For many years, scientists thought that much of this human DNA was a worthless mess—calling it “junk”—because they thought it had no real function. This misunderstanding clouded the very important issue that these non-coding regions account for about 98.5% of the human genome. Recent research has begun to shift this narrative, revealing that the so-called “junk DNA” plays a crucial role in gene regulation and may have far-reaching implications for understanding human evolution and neurological disorders.
Curiously enough, only about 1.5% of the human genome consists of protein-coding genes. These genes have a major influence on realizing distinct characteristics for phenotypes, including eye color, height, and hair texture. The rest of our so-called junk regions, formerly scoffed at, are now understood to be critical in regulating how and when our genes are expressed. That realization is currently revolutionizing the study of genetics. Specifically, it’s concerned with the ways in which brain development will shape brain vulnerability to disease.
The Significance of Non-Coding DNA
Emerging evidence is showing that these non-coding DNA regions are critical for regulating how, when and where our genes get turned on and off. These non-coding regions play important roles in regulating biological processes, such as early development, growth, proliferation, and differentiation. Research conducted by Johan Jakobsson, a professor at the Department of Experimental Medical Science, highlights these non-coding elements’ pivotal role in brain development.
Jakobsson’s group at Lund University studies LINE-1 (L1) transposons. These transposable elements are confined to the non-coding, or junk, regions of the genome. Research using induced pluripotent stem cells and brain organoids has recently uncovered remarkable information. These litigious, palm-sized analogues of the human brain, cultivated in controlled environments, further our understanding of cognitive activity.
These results indicate that LINE-1 retrotransposons are an important mediator of cis-acting transcriptional control in human pluripotent stem cells. They play critical roles in regulating early brain development. This underscores the important role of non-coding DNA in creating pathways that lead to human cognition.

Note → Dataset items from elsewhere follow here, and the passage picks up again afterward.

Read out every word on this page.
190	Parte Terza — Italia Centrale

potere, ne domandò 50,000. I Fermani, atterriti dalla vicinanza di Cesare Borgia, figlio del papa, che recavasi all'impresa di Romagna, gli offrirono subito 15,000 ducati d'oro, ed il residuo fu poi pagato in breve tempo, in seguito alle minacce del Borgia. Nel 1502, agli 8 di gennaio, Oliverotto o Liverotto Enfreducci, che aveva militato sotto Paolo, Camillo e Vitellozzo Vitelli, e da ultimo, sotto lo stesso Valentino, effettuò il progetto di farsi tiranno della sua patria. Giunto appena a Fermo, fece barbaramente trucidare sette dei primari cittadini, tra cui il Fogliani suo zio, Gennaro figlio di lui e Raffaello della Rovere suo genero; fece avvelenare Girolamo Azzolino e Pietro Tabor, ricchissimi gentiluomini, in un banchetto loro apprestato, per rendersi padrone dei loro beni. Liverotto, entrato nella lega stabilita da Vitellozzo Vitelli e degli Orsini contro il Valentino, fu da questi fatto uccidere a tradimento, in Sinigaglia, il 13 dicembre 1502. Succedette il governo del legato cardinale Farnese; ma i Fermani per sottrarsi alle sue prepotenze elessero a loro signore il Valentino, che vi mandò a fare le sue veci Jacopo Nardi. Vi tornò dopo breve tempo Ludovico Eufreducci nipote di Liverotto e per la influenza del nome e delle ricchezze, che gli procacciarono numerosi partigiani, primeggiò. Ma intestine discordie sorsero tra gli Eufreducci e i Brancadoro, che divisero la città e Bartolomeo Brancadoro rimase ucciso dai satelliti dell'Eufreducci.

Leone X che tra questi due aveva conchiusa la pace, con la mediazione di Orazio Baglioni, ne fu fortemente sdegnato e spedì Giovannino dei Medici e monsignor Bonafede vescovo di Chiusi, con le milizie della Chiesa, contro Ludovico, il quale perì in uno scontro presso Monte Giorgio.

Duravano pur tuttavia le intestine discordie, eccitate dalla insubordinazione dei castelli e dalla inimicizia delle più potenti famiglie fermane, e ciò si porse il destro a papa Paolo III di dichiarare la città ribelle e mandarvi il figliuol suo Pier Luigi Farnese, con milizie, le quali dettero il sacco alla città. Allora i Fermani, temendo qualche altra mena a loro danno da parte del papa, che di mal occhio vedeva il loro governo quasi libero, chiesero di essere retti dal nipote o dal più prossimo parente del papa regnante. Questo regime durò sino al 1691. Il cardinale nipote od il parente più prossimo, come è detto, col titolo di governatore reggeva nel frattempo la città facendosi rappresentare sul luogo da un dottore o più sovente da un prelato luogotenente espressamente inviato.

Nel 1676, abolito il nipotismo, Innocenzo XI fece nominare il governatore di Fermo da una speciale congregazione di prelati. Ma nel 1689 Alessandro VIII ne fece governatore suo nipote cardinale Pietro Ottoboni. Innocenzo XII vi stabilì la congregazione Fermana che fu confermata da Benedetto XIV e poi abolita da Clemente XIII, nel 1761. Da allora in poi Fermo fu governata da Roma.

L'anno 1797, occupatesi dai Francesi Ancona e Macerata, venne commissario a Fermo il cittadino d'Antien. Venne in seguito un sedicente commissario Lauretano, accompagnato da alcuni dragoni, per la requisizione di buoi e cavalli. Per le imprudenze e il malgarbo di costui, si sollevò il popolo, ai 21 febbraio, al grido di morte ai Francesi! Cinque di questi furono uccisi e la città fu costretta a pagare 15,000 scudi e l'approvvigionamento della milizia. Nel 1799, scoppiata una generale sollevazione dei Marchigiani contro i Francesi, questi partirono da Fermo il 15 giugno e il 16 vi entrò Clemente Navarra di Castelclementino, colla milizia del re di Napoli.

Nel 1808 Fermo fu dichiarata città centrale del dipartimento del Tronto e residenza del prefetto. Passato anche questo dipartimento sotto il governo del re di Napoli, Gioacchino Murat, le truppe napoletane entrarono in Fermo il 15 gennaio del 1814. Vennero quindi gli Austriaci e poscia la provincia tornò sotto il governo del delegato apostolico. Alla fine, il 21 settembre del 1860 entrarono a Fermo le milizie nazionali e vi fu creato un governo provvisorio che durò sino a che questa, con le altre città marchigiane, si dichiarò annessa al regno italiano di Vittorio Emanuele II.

Collaborative Research Initiatives
Jakobsson heads the research team and will be following up with further investigation. They’re doing it inside the ASAP (Aligning Science Across Parkinson’s) Collaborative Research Network. This initiative focuses on understanding the role of transposable elements across a wide spectrum of brain diseases, with special emphasis on neurodegenerative diseases.
To do this, the team works closely with collaborators in China and Europe and uses cells derived from patients along with donated samples of brain tissue. This comprehensive strategy fosters their appreciation of how these genetic factors mediate brain pathology. Researchers are uncovering the role that LINE-1 transposons play in mediating other non-coding regions’ interactions. Ultimately, they hope to find new ways to target the mechanisms responsible for brain diseases.
Implications for Understanding Human Evolution and Disease
The revelations about non-coding DNA and LINE-1 transposons have huge ramifications for evolutionary biology and medicine alike. The renewed focus on these regions’ roles has shifted attention to their contribution to regulation of nearby genes—an essential process for the execution of healthy neural development. This knowledge will help us make strides in understanding genetic predispositions to brain disorders ranging from autism to schizophrenia.
Clearly, scientists are learning more about the immense complexity of the human genome on a daily basis. Their findings underscore the important role that non-coding DNA plays in shaping evolutionary processes. Creating new pathways for change Jakobsson’s team did formative research. Their research could result in innovative therapeutic approaches to treating or preventing neurological diseases by focusing on genetic factors that have largely been ignored.